Only released versions of Arbiter receive security fixes. The table below describes the level of support you can expect for each release line.
| Version | Supported | Security Fixes |
|---|---|---|
| 0.7.x | ✅ | Active fixes |
| 0.6.x | ✅ | Critical only |
| < 0.6 | ❌ | No fixes |
"Critical only" means fixes are limited to high-severity issues (e.g. remote code execution, data exposure) and do not include lower-severity hardening. Unsupported versions should upgrade to a supported release to receive fixes.
If you discover a security issue in Arbiter, report it via the org security contact:
- Primary:
security@hummbl.io(org security contact, monitored by the HUMMBL team) - Fallback:
reuben@hummbl.io(maintainer, if org contact is unreachable)
Include:
- affected version or commit
- reproduction steps
- expected and observed behavior
- potential impact
Do not open public GitHub issues for suspected vulnerabilities.
This policy covers the code and release artifacts in this repository.

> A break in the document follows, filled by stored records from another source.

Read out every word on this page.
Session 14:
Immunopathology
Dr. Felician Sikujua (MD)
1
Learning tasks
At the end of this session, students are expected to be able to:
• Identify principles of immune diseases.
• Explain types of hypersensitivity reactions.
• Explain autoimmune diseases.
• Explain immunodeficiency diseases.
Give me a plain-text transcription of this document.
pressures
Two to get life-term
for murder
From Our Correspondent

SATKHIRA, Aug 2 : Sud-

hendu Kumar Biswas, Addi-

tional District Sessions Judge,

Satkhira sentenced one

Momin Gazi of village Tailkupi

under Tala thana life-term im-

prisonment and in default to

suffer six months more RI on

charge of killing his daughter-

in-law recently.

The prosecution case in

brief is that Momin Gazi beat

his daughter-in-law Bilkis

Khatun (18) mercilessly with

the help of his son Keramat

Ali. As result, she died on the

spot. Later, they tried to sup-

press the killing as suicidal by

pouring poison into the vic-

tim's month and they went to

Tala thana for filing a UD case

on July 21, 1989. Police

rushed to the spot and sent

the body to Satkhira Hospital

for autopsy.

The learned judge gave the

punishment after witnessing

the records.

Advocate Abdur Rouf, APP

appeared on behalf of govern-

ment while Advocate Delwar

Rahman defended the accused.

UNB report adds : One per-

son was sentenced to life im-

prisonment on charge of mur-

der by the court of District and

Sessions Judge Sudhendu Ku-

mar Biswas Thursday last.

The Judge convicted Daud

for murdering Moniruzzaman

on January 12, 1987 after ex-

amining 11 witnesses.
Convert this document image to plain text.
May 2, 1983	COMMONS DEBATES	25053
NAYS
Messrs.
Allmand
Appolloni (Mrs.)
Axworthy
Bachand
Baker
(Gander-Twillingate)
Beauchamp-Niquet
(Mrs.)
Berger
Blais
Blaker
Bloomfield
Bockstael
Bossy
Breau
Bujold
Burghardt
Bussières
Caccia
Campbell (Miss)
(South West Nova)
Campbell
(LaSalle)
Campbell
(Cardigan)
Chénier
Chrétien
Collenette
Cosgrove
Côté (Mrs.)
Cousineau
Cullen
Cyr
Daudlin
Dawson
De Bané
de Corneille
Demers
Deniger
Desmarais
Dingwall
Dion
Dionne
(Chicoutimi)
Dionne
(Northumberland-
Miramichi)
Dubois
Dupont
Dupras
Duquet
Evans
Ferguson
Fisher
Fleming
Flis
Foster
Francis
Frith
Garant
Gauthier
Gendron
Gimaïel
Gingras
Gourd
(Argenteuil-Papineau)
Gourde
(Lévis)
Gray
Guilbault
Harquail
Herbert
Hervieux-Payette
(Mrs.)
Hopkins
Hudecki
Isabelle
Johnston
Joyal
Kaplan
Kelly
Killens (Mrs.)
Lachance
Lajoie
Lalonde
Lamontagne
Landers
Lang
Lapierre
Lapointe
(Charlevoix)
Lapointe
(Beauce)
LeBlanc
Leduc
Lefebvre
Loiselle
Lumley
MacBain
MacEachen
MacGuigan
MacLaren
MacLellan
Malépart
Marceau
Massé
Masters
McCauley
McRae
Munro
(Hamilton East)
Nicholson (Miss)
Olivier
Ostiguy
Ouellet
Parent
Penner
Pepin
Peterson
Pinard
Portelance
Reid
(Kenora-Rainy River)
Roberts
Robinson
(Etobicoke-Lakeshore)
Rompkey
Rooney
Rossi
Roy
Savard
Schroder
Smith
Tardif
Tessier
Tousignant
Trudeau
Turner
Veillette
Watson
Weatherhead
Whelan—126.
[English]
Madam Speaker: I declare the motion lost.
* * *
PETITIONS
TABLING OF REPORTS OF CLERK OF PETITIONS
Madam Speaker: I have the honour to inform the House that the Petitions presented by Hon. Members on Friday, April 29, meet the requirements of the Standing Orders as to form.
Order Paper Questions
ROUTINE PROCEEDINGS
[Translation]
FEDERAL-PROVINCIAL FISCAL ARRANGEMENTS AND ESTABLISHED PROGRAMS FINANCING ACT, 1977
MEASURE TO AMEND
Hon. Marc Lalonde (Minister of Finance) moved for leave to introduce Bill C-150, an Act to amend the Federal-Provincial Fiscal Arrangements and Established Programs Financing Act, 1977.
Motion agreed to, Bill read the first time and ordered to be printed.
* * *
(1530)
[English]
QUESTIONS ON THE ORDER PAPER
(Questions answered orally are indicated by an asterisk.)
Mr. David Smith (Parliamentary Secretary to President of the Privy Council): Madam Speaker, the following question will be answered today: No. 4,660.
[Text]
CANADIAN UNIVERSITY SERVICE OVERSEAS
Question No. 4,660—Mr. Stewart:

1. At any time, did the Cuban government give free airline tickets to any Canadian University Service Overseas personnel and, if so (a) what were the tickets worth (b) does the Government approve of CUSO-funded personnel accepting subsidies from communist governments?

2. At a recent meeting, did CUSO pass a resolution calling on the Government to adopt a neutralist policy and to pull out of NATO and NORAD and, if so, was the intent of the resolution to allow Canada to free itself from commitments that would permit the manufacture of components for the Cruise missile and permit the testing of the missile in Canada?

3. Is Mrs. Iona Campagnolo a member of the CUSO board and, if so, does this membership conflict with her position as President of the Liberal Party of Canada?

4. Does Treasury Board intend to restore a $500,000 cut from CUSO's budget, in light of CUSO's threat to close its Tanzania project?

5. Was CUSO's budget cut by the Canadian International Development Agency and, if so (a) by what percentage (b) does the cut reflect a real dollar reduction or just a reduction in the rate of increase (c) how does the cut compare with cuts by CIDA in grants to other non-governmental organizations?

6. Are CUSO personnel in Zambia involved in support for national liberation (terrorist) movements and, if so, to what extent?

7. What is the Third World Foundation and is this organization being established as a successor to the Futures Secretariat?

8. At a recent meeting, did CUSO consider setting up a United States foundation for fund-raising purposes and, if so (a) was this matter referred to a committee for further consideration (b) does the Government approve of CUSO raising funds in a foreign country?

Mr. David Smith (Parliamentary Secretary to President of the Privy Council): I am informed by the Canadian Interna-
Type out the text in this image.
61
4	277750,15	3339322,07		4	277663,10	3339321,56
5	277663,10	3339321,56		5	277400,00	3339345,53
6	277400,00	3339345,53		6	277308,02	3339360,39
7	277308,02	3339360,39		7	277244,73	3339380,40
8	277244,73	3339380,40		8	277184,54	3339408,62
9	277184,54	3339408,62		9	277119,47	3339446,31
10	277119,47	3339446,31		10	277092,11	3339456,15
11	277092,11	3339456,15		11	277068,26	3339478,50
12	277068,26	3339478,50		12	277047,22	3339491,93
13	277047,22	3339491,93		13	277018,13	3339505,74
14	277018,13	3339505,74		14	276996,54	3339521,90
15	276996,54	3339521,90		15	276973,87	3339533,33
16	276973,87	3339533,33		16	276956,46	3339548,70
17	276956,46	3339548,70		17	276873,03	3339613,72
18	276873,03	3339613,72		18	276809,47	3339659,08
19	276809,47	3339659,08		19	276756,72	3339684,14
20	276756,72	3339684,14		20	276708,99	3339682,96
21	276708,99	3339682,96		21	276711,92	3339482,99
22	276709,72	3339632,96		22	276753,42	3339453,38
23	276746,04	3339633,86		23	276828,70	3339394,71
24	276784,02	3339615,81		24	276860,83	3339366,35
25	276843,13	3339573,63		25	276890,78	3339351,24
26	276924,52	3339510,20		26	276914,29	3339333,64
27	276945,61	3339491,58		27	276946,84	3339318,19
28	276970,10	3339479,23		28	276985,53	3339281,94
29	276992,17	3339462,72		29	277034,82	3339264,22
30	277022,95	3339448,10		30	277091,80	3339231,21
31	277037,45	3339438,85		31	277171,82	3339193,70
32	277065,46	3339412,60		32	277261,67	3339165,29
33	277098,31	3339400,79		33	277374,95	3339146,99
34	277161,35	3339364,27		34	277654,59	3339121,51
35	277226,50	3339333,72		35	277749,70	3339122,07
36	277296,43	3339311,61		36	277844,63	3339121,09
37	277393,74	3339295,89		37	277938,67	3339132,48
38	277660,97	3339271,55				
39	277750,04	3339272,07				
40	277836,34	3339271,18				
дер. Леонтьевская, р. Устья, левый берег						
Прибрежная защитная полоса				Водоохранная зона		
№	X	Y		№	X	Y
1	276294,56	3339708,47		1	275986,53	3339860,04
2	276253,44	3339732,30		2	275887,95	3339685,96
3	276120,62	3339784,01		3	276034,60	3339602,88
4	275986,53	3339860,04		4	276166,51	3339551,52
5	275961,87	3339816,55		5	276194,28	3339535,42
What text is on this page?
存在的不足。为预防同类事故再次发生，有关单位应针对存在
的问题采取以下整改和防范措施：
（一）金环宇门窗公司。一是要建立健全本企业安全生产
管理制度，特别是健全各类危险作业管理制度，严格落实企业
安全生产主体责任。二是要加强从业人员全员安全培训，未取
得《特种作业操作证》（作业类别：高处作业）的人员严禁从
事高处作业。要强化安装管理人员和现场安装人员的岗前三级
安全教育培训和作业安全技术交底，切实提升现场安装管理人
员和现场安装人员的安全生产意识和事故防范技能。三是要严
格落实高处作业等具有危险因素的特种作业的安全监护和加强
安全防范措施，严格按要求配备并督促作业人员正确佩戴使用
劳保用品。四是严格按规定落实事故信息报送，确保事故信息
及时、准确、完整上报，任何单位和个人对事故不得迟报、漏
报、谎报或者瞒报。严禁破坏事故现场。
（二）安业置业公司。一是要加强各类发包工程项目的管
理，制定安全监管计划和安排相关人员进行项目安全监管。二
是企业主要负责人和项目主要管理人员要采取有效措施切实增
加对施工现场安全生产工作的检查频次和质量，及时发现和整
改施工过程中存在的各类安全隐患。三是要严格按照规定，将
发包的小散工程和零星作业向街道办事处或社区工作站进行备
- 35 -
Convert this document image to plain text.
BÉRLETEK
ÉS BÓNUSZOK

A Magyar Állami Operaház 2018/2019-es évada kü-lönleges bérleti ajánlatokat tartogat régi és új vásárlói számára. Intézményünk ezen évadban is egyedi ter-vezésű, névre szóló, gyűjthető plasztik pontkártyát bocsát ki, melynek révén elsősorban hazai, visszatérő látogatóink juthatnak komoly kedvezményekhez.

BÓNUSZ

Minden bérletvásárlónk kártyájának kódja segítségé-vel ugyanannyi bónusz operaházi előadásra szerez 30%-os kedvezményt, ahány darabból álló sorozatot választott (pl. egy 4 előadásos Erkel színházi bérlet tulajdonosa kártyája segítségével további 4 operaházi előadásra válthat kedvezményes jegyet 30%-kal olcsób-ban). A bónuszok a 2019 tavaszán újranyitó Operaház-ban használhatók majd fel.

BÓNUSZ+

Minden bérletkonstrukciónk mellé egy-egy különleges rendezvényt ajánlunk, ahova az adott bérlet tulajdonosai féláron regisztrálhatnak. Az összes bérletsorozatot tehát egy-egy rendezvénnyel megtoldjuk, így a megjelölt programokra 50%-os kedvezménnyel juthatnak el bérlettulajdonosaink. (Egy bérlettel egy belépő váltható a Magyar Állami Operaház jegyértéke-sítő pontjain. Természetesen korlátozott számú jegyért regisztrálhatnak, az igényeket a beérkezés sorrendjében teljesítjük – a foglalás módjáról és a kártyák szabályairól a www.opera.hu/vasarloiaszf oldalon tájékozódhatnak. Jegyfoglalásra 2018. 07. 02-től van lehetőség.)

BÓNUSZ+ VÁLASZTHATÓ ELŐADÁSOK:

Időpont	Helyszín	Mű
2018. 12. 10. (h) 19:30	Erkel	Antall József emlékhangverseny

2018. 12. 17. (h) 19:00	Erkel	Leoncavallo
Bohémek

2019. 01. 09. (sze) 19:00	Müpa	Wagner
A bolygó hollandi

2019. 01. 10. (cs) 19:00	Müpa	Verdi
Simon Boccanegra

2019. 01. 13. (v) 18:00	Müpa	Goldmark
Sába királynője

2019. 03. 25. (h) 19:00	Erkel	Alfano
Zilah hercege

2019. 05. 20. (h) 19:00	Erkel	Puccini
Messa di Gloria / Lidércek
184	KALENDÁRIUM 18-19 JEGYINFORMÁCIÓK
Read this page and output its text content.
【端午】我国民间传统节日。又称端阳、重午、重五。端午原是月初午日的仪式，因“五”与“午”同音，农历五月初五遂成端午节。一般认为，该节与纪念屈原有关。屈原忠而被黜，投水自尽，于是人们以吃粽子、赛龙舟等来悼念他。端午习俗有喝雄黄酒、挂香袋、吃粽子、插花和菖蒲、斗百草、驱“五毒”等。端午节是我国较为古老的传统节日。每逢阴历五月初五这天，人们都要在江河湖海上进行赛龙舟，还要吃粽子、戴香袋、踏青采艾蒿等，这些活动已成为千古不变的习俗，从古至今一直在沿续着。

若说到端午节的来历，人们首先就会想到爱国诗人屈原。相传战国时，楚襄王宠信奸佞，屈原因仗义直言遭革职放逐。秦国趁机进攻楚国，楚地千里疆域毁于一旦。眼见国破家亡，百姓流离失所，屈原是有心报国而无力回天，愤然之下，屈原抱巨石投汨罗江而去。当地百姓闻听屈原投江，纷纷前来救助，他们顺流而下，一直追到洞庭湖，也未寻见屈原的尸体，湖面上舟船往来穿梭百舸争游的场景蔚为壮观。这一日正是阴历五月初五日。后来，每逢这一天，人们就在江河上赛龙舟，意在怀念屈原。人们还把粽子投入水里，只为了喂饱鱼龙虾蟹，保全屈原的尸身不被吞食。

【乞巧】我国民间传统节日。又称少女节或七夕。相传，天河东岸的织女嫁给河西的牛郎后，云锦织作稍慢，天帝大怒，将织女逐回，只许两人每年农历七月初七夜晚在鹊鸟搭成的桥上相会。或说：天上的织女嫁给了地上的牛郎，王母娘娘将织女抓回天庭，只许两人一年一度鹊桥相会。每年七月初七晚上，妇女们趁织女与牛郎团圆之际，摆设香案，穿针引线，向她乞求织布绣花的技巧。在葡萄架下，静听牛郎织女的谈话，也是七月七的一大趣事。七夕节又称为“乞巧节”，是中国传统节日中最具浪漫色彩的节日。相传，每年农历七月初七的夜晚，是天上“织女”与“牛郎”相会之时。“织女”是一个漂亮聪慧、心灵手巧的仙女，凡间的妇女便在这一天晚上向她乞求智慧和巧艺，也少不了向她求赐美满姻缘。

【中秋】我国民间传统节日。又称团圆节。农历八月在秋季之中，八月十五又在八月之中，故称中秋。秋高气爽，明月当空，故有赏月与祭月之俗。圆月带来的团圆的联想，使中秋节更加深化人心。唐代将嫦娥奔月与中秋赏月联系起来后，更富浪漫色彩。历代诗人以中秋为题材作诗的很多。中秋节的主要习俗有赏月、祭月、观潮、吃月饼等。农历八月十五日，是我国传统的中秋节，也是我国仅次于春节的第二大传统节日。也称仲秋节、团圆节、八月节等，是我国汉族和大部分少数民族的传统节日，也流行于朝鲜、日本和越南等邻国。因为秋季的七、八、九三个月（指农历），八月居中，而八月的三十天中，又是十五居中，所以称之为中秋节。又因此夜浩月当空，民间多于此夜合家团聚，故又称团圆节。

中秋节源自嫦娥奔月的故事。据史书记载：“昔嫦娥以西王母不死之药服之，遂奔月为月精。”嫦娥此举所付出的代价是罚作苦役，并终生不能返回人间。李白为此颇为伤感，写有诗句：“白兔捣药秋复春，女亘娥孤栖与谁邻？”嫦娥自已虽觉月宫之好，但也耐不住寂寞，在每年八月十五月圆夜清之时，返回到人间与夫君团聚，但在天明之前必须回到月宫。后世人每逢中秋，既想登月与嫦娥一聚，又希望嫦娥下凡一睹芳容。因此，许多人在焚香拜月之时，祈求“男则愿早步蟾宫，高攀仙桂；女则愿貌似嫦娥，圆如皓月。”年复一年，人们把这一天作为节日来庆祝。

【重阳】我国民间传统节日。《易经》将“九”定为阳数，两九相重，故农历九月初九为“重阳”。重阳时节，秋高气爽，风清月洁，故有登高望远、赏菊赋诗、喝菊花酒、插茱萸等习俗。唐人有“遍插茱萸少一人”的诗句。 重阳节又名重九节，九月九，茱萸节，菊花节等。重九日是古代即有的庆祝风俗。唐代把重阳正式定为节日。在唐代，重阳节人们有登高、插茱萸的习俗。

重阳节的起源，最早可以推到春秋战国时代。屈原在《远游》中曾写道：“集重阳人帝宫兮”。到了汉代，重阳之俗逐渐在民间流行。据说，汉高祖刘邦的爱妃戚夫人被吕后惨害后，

We aim to acknowledge and remediate security reports according to the following targets. These are best-effort commitments, not guarantees, and may vary with report volume and severity.
| Stage | Target |
|---|---|
| Acknowledgement of report | Within 48 hours |
| Initial assessment & severity rating | Within 5 business days |
| Remediation (Critical) | Patch or mitigation within 7 days of confirmation |
| Remediation (High) | Patch or mitigation within 30 days of confirmation |
| Remediation (Medium/Low) | Addressed in the next scheduled release |
You will receive status updates at each stage. If a fix requires coordinated disclosure, we will work with you to agree on a publication timeline.